We just placed a new high-income-generating options trade. Near-term technicals are creating an attractive opportunity to generate income on a big-dividend REIT. We believe this is an attractive trade to place today, and potentially tomorrow, as long as the share price doesn't move too dramatically before then.
The Trade:
We Sold PUT Options on Omega Healthcare Investors (OHI) with a strike price of $36 (just 5.7% out of the money), and an expiration date of February 15th, 2019, and for a premium of $0.35. If the shares get put to us then we’re happy to pick them up at only $36, and whether or not they get put to us, we’re happy to keep the 11.7% extra income (on an annualized basis) no matter what (0.35/36 x 12 months = 11.7%).
Important Trade Note:
We previously sold covered calls on our position in Omega Healthcare, and those calls were exercised on Friday 1/19. Specifically, our shares of Omega were called away from us. You can read all the details of that successful income-generating call option sale here. And because the shares were called away from us, we are now comfortable writing these new income-generating put options.
Your Opportunity:
We believe this is an attractive trade to place today and potentially tomorrow as long as the price of Omega doesn't move too dramatically before then, and as long as you’re able to generate annualized premium (income for selling, divided by strike price, annualized) of approximately 10-12%, or greater.
Our Thesis:
Omega (a healthcare REIT focused on skilled nursing facilities) is an attractive long-term investment for income-focused investors thanks to it big dividend payments (it currently yields 6.9%) and due to the strong demographic tailwinds on its side (i.e. an aging population and growing healthcare needs). Following lower uncertainty about the financial viability of several of its large healthcare facility operators, Omega shares have been rebounding dramatically over the last 6 months, as shown in the following chart.
Our Long-Term View on Omega:
From a valuation standpoint, the price is not exorbitant, but it is getting ahead of Wall Street analyst price targets, as shown in the above chart (the average price target of the 10 analysts covering the stock is below the current share price). We believe Omega will continue to strengthen over time (as we have written about previously in detail HERE), and management will eventually resume its history of dividend increases. However, in the short-term Omega may be getting ahead of itself.

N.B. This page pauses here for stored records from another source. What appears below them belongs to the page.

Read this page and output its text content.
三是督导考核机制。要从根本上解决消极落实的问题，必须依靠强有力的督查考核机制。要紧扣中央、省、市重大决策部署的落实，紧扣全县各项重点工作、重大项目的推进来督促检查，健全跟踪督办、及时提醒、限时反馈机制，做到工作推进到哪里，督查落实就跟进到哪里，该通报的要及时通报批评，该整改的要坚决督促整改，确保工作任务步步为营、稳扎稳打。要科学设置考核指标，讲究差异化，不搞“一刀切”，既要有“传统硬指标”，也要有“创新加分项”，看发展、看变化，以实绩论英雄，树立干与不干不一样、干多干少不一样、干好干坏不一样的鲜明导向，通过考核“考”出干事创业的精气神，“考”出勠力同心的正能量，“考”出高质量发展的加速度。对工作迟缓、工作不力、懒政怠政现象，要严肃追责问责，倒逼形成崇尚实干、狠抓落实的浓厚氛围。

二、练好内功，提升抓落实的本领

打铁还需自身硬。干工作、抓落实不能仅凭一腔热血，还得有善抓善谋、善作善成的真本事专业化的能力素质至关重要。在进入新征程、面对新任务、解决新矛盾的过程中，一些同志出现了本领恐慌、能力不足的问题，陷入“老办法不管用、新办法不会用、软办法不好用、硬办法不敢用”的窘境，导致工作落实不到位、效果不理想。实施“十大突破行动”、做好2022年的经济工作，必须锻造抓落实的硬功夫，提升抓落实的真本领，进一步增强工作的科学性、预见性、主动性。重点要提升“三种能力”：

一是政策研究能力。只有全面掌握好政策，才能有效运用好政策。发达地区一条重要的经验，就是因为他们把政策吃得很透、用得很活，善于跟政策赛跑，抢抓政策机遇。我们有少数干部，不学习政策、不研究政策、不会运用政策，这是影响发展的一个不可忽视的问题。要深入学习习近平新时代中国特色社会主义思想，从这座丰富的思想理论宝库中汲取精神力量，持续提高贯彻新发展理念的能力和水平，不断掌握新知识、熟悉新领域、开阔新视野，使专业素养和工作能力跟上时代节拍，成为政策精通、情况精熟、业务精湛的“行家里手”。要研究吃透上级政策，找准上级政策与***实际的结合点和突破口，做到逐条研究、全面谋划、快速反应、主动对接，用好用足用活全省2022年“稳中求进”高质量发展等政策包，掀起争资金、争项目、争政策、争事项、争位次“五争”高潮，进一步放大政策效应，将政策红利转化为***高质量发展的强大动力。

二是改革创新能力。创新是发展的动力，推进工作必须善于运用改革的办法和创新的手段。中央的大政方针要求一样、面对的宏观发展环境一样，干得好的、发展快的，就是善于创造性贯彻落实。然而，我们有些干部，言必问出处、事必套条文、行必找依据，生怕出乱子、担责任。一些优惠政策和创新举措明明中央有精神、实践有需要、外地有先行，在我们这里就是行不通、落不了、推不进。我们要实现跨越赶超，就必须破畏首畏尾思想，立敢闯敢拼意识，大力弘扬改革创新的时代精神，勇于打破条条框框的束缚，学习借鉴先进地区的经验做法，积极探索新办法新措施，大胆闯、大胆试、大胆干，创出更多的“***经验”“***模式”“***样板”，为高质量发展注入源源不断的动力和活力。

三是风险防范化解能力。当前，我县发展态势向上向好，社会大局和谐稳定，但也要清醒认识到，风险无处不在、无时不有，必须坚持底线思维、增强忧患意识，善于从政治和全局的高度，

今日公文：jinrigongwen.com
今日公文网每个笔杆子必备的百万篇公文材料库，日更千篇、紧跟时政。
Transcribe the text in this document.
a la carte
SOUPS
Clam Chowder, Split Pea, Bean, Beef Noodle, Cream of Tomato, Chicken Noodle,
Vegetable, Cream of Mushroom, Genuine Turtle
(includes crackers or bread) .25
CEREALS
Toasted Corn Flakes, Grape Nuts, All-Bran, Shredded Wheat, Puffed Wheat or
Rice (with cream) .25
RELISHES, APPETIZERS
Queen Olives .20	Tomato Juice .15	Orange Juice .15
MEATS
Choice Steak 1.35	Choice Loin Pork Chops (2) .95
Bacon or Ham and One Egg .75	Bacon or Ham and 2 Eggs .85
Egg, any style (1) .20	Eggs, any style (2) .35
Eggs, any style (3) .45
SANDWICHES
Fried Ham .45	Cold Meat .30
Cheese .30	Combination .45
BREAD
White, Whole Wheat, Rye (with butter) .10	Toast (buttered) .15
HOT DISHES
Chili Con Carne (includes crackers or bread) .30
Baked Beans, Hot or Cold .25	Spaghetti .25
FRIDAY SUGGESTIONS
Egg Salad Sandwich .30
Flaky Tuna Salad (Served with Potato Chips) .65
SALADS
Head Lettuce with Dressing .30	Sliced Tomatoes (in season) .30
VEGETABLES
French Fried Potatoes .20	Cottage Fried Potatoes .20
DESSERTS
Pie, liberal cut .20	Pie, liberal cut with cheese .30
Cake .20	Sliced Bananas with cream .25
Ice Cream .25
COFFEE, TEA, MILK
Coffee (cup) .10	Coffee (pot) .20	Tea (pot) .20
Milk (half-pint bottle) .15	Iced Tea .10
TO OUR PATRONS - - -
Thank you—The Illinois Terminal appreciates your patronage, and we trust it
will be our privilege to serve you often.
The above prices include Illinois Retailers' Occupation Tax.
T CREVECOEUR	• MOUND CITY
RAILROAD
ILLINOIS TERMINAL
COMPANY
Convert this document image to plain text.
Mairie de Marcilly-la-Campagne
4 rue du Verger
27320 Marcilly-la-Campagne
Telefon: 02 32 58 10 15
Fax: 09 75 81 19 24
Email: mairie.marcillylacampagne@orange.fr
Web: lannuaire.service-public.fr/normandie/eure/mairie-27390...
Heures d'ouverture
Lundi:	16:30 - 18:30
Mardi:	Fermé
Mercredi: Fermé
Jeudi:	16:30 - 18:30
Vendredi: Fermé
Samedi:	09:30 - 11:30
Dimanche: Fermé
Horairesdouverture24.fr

Our Near-Term Technical View On Omega:
Omega’s near-term technical indicators are approaching "very overbought" levels. For example, here is a look at Omega’s price versus its moving average share price over varying recent time periods, and as compared to a broader REIT index, as well as compared to the broader equity market as measured by the S&P 500 (SPY), and a couple popular “safe” blue chip healthcare REITs (VTR and WELL).
For example, when compared to its own moving average price over various time periods, the S&P 500 is somewhat reasonably priced, particularly when compared to the REIT index (XLRE) which is generally a “flight-to-quality” asset that performs relatively well when the rest of the market has been experiencing heightened volatility, as it has been since the start of the fourth quarter (you can see this same phenomenon for popular flight-to-quality REITS Ventas and Welltower, particularly with regards to their 3-month performance). However, Omega is experiencing even more dramatic technical strength as it has benefited from being a REIT (flight to quality asset class) and it has benefited from positive fundamental news with regards to several of its operators. These positive forces have driven the near-term Omega price dramatically higher—perhaps even getting a little ahead of itself from both a technical standpoint and in particular as compared to analyst estimates.
Important Trade Considerations:
Two important trade considerations when placing options trades on individual securities are the ex-dividend date (the date the shares begin trading without the dividend) and the earnings announcement date because they can both impact the value of the underlying stock and the value of your options trade. And in the case of Omega, both are important. First, Omega starts trading ex-dividend on January 30th (the quarterly dividend is $0.66), and this will reduce the price of the shares. Second, Omega is expected to announce earnings on February 11th. This earnings announcement adds uncertainty and volatility (both up or down) to the share price, and it is part of the reason why the premium income on this options trade is attractive (premium income available is higher when market uncertainty is higher).
Conclusion:
We like Omega as a long-term investment due to demographics, fundamentals and the growing need for healthcare (as described in our report link provided earlier). However, rather than purchasing more shares now, we’ve elected to generate income now by selling put options (thereby collecting the premium income), and we’ll gladly purchase shares of this attractive long-term investment if the share price falls and the shares get put to us at $36 before the options contract expires. Worth mentioning, it is because of the heightened market wide uncertainty, and the heightened Omega-specific uncertainty, that the premium income currently available for selling the put options is attractive (when uncertainty is higher, so too is the premium income available). Also important, we wouldn’t be willing to collect this premium income if we didn’t think Omega was an attractive long-term investment. This trade is another diversified strategy for generating income.